大将の発言に首を傾げた。何故、月達の所へ行けと?

 

 

「人目も憚らずに逢い引きをしてたのだもの。あの子達も悔しい思いをしたんじゃないかしら?」

「あー……ソウデスネ」

 

 

思い返すと此処は城の中庭。人は当然通り掛かる。そんな中で膝枕をしながら眠る女と膝枕をされて眠る男。注目されないわけがない。つまりは城の中の人間にバッチリ見られた訳で。隣を見れば同じ答えに辿り着いた桂花の顔は湯気が出るほど真っ赤になっている。オーバーヒートしたかね。

 

 

「そこから先は私の口からじゃなくて貴方の口から伝えなさい。どんな結果になるにせよ……ね」

「りょーかい」

 

 

先程までの弄る雰囲気からマジなトーンに変わった大将に俺は返事をして、その場を後にしようとした。

 

 

「あ、待って秋月。はい、これ」

「おっと……」

 

 

桂花に呼び止められて振り返るとトンと胸の辺りに桂花の手が当たる。俺はその手の中の物を受け取る。手渡されたのは没収されていたマルボロの箱とジッポと煙管だった。まさか返してくれるとは。

 

 

「いいのか?」

「私ももう意地を張る必要がないから」

 

 

そう言った桂花の顔は晴れやかだった。これからは常にデレ状態になるのだろうか。

 

 

「あら、桂花。
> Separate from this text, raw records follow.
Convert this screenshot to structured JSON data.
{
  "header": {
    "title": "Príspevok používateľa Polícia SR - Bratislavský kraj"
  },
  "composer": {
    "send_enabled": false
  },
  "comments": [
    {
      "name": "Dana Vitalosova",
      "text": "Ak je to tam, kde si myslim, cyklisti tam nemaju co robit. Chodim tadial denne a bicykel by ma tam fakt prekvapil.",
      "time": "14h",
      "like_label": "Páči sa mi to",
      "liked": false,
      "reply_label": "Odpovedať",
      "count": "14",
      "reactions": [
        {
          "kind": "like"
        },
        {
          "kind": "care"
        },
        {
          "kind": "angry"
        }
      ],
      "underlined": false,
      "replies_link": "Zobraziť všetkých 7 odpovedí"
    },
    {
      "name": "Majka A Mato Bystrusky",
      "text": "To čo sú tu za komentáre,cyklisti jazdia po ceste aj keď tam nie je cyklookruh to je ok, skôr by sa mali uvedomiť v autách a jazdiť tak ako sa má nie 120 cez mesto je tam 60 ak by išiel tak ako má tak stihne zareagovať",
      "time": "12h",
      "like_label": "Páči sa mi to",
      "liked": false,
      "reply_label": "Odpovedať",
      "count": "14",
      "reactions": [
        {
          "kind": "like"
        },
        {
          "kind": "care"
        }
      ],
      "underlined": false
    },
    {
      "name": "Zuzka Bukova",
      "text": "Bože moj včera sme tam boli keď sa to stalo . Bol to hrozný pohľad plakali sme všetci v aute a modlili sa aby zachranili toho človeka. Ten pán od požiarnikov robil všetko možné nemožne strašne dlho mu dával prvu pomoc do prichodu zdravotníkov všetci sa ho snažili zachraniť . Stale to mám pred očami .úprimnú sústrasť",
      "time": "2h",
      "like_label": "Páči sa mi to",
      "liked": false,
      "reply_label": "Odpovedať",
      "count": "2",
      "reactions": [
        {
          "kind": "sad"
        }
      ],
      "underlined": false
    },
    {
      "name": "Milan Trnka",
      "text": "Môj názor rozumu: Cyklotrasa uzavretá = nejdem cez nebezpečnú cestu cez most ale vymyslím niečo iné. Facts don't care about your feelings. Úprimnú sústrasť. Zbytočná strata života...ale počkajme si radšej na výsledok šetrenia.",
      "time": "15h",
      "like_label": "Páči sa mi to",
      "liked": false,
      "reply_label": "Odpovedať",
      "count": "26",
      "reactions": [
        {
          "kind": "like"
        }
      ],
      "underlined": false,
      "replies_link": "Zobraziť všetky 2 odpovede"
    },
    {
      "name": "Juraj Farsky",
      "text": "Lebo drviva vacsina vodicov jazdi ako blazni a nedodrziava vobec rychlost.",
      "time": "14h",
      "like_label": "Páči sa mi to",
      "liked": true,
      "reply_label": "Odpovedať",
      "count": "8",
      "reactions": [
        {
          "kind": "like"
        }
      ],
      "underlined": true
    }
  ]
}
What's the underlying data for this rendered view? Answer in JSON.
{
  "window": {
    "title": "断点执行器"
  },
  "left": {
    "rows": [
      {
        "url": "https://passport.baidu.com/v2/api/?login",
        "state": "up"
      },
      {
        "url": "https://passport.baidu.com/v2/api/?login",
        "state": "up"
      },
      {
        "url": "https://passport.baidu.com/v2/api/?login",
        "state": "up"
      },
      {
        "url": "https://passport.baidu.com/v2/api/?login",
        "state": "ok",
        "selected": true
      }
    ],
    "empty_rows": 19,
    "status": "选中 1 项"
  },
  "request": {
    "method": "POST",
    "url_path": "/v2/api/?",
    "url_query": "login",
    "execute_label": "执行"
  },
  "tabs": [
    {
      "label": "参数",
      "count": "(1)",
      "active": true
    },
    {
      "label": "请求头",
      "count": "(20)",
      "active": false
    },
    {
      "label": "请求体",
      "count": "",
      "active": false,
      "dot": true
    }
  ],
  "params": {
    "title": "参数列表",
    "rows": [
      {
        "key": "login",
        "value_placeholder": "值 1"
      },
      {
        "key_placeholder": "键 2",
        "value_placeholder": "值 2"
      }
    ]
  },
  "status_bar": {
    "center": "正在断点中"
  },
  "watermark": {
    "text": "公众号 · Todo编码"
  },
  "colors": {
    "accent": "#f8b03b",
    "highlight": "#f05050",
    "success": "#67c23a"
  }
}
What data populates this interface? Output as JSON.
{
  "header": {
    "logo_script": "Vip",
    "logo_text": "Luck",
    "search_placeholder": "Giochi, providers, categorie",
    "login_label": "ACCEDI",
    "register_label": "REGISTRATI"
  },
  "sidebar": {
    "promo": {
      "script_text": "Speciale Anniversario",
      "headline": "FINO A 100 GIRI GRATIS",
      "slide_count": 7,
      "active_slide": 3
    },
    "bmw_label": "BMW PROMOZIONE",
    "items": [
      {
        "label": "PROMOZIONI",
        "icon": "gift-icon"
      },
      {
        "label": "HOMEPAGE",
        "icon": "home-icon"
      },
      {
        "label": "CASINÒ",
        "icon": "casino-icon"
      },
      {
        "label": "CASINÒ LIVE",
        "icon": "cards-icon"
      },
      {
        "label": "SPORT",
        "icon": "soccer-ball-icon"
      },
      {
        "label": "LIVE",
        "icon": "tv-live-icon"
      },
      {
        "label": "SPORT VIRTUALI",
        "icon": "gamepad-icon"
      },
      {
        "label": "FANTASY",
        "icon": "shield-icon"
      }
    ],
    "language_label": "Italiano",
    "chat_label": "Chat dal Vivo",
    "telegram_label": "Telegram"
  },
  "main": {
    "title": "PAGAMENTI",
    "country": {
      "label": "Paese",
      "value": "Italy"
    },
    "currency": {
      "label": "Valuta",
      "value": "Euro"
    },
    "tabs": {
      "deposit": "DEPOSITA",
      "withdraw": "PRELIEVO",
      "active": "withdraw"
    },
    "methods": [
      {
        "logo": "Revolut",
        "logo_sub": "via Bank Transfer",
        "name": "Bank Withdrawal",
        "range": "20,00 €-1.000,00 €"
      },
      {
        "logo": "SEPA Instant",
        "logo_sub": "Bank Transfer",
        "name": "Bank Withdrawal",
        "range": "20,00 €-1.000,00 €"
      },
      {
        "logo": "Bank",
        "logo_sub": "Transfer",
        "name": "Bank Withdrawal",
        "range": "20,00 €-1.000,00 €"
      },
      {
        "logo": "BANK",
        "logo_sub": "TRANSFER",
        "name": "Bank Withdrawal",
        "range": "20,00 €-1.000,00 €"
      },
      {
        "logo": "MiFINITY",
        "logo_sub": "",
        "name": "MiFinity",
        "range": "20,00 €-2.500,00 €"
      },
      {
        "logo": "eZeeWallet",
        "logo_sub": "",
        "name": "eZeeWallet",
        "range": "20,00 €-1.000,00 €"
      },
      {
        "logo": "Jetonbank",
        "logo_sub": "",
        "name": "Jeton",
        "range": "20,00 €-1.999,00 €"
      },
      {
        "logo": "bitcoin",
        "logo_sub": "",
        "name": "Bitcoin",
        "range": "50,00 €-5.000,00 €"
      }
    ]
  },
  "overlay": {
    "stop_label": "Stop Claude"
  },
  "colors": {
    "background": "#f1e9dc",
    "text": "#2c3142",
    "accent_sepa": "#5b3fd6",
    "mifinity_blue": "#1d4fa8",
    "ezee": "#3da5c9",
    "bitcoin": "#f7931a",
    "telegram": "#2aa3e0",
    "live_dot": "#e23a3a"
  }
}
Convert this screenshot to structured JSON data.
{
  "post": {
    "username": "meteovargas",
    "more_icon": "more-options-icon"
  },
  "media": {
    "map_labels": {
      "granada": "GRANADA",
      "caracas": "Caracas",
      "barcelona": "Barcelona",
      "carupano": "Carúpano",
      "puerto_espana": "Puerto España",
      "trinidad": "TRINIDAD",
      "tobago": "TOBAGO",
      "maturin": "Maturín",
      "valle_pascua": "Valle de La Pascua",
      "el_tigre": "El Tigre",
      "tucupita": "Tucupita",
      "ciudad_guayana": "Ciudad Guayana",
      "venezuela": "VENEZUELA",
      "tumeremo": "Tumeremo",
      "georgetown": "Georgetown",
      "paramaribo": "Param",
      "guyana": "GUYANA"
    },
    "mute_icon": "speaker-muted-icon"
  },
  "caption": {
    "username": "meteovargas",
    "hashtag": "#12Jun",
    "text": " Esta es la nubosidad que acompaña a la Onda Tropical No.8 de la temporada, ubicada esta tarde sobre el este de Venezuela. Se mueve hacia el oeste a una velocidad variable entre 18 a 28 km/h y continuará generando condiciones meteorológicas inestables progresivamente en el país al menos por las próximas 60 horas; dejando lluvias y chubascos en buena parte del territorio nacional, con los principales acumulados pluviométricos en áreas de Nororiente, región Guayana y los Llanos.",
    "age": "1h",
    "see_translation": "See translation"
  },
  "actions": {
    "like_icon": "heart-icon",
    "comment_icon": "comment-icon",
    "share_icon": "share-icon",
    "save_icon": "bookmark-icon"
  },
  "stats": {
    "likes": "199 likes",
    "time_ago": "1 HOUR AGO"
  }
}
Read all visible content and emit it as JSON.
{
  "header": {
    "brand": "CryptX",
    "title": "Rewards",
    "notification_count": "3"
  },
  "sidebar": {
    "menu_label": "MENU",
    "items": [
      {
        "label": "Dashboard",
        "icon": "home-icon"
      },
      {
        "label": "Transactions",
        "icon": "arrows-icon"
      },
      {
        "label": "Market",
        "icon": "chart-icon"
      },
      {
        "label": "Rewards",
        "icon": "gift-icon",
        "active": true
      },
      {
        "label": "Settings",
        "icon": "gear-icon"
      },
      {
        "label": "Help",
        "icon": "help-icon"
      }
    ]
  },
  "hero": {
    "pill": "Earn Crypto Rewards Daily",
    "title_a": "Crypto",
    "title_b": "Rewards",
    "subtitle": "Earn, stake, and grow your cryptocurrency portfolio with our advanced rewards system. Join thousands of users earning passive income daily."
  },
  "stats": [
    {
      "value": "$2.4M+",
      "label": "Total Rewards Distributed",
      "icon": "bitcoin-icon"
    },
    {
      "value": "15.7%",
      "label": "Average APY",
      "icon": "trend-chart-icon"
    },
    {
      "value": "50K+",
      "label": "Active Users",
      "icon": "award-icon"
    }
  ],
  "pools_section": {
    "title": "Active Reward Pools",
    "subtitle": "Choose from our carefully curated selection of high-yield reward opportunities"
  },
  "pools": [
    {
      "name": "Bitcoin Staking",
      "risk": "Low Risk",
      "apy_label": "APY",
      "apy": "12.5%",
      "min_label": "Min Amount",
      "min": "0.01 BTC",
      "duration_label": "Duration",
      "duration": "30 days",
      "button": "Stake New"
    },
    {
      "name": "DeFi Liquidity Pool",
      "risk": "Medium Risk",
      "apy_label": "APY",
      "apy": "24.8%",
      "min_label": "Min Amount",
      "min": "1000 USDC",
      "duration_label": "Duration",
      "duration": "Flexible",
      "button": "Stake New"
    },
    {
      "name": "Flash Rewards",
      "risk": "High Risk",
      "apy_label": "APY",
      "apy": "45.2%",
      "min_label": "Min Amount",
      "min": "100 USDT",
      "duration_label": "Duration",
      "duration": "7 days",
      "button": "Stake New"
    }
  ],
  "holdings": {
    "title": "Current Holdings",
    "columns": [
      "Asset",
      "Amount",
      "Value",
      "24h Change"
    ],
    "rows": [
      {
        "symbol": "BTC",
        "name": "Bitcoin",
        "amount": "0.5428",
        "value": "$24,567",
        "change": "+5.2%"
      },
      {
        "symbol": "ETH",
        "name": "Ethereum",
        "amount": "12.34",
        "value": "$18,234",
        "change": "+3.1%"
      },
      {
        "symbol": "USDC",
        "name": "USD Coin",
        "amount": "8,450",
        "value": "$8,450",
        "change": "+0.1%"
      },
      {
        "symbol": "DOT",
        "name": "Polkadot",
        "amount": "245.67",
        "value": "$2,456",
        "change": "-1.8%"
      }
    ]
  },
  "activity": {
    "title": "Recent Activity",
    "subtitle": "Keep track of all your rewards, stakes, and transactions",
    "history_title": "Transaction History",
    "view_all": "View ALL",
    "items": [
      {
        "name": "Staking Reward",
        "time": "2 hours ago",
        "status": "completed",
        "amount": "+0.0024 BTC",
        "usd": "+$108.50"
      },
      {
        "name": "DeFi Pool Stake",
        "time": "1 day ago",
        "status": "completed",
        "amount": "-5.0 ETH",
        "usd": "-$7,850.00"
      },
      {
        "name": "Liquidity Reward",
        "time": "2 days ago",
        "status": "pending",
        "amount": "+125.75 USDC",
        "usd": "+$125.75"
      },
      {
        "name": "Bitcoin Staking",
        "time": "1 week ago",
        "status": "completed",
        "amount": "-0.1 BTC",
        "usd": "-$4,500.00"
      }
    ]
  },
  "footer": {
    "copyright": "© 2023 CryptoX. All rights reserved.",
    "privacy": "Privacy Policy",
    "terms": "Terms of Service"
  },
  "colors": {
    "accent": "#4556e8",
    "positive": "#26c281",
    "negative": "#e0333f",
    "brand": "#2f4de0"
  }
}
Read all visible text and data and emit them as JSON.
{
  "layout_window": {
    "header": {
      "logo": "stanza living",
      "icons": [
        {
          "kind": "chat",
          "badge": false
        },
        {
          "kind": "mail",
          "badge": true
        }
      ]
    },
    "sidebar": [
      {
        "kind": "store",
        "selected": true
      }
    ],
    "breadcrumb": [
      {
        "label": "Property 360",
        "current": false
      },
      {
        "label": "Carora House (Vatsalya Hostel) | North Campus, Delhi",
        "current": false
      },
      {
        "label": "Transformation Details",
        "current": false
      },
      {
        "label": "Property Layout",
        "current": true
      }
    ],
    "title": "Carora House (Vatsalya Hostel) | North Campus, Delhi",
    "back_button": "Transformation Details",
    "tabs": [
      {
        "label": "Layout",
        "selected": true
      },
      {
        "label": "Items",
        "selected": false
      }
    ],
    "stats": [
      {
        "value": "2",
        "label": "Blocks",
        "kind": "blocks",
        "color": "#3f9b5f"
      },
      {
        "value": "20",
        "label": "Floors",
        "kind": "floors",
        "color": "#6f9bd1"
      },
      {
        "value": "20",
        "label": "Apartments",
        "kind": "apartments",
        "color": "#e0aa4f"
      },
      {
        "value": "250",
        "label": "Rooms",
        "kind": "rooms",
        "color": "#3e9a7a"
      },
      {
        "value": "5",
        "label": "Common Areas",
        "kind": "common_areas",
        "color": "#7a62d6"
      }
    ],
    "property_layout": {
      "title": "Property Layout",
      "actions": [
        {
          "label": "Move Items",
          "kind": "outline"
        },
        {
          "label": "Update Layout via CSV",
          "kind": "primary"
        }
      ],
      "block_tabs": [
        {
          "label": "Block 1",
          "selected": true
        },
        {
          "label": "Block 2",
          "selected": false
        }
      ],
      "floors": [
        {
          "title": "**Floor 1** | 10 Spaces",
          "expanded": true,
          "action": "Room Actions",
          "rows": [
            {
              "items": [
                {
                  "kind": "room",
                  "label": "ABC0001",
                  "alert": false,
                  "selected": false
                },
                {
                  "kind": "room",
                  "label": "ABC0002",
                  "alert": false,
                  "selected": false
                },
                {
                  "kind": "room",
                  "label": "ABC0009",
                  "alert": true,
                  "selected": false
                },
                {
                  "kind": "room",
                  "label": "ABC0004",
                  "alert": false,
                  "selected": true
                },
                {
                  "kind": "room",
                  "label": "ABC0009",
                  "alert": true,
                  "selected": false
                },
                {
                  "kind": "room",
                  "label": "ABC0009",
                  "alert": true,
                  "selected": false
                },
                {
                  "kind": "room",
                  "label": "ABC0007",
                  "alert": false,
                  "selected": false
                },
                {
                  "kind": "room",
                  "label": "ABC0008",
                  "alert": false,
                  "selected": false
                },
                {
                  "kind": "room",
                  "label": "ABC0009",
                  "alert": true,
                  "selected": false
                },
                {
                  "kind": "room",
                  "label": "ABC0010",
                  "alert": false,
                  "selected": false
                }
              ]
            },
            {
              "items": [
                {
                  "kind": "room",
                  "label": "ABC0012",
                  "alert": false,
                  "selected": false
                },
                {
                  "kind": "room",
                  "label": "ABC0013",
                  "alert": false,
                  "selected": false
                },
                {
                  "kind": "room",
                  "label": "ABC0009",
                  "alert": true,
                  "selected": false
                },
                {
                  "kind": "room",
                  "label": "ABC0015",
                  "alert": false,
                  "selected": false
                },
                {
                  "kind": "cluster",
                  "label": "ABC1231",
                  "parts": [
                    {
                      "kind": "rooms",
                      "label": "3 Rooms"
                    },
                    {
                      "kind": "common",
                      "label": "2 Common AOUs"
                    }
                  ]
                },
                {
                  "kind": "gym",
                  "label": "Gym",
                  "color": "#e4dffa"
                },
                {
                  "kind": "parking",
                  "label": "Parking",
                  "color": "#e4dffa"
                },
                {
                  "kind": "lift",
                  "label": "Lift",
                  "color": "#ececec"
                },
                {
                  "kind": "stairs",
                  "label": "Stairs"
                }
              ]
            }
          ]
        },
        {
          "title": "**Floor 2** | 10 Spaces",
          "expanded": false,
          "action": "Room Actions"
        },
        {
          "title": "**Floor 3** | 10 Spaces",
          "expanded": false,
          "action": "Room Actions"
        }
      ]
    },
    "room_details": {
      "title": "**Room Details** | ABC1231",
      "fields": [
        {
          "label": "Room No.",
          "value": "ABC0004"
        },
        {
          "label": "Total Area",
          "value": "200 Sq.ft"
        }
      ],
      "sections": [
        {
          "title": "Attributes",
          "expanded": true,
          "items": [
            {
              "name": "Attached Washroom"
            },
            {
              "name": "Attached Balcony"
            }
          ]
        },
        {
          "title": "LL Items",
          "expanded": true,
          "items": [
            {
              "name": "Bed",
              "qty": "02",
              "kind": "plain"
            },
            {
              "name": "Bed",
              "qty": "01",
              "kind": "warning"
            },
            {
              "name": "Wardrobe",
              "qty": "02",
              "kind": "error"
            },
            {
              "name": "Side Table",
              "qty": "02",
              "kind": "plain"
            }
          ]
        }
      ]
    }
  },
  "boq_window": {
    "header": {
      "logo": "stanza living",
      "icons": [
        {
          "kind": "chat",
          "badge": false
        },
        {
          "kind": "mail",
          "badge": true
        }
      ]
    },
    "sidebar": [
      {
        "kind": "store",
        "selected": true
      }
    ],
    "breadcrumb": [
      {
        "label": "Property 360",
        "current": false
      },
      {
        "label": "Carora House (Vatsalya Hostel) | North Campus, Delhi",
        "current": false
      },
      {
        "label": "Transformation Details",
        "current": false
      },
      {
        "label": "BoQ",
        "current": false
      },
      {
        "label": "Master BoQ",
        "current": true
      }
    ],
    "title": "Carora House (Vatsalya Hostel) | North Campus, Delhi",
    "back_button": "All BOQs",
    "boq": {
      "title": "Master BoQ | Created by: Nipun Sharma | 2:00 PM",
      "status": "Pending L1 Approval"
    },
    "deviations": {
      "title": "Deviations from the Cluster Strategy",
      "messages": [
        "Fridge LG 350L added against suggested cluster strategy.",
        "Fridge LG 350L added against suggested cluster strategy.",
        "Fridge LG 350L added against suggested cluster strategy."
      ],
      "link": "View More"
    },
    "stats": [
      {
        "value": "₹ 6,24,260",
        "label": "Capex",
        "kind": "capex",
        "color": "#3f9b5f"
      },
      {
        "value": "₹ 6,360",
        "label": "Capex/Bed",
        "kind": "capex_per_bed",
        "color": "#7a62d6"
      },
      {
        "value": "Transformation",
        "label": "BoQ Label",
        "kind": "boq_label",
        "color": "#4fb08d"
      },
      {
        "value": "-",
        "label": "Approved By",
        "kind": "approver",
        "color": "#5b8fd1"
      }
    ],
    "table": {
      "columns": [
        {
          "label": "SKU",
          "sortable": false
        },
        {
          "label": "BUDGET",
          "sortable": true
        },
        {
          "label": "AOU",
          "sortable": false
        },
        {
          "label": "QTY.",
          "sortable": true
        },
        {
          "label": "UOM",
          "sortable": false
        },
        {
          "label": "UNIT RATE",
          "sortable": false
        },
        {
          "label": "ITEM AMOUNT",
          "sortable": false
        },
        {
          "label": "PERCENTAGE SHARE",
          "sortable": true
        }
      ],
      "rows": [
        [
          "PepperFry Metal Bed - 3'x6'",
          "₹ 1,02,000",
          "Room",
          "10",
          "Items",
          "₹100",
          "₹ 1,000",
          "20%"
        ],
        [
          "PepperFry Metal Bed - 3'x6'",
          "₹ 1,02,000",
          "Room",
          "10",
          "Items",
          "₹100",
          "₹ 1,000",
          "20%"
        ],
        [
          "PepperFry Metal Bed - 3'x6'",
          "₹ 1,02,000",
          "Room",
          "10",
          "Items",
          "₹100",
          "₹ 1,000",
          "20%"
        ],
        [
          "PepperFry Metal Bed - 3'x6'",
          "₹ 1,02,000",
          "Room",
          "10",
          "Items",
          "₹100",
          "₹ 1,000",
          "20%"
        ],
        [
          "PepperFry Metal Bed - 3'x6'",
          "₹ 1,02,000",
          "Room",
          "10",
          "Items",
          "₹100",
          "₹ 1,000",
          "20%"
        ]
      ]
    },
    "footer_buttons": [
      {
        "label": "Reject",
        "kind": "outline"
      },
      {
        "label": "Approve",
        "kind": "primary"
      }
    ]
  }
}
純一の持ち物を肌身離さず持っていたのね」

「はぅっ!?」

 

 

大将の言葉にビクッとなる桂花。今日はもうダメだな、こりゃ。完全に弄られてる。

 

 

「わ、私は仕事がありますのでー!」

「あら、逃がすと思ったのかしら桂花?仕事しながらでも構わないから話を聞かせてもらうわよ」

 

 

走り去る桂花と悪戯な笑みを浮かべ後を追う大将。何故か、あの二人がシータとムスカに見えたんだが。

俺は二人の背中を見ながらマルボロを咥える。

 

 

「惚れたと認めてくれたのは嬉しいけど……名前で呼んでほしかったかな」

 

 

俺はそんな事を呟くと久しぶりにタバコに火を灯した。